East of the Middle East, especially in all of the emerging markets, I think the economic growth is still robust. Even though inflation is rampant around the world, east of the Middle East everything seems to be okay. Growth rates of all of those economies are somewhere between 5% and 8%, sometimes as high as 10%. In all of those markets business seems to be okay, top line growth is good and bottom line is following because you can price through the ins nation. Parts of Latin America I think are beginning to slow down now, although i'd say Latin America is performing and faring better than the developed economies of North America and Western Europe, so I'd say Latin America can power through.

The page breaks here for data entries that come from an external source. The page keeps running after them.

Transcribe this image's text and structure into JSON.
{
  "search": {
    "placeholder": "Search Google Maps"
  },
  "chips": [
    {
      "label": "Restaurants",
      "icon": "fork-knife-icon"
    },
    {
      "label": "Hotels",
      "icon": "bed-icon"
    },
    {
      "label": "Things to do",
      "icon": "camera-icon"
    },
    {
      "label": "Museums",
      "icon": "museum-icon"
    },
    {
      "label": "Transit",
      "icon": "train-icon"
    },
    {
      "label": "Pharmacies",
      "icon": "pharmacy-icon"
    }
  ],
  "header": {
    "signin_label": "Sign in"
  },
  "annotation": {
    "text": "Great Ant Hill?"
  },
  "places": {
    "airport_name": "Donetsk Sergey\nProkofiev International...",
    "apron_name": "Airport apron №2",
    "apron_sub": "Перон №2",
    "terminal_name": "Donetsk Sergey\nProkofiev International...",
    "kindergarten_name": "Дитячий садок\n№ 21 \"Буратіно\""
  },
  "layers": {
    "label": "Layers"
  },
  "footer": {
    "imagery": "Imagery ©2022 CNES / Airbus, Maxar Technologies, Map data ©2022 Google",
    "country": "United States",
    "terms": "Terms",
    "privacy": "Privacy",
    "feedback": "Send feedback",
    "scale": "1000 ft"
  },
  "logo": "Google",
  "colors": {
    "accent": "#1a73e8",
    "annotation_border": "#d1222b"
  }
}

Let me talk about North America and Western Europe. We're going through some of the difficult time, I don't mean PepsiCo, the industry as a whole, because you have GDP growth that's anemic, unemployment rates that are very high and inflation that's extremely high. The three together make it very hard for companies to figure out how to thread the needle and how to perform. In these environments, what's critically important is that you have powerhouse brands that can pull the product through to the consumer. You've got scale so that you can go toe to toe with the large retailers who are trying to capture efficiencies of scale. And most importantly you've got to run the company for the long term. Because when you have slowdowns in economies and runaway inflation, the natural tendency is to do the wrong thing to maximize the short term and forgetting corporations exist for the long term. One thing to take away, companies need to have the eye to the long term and manage the company for the long term, especially in these times.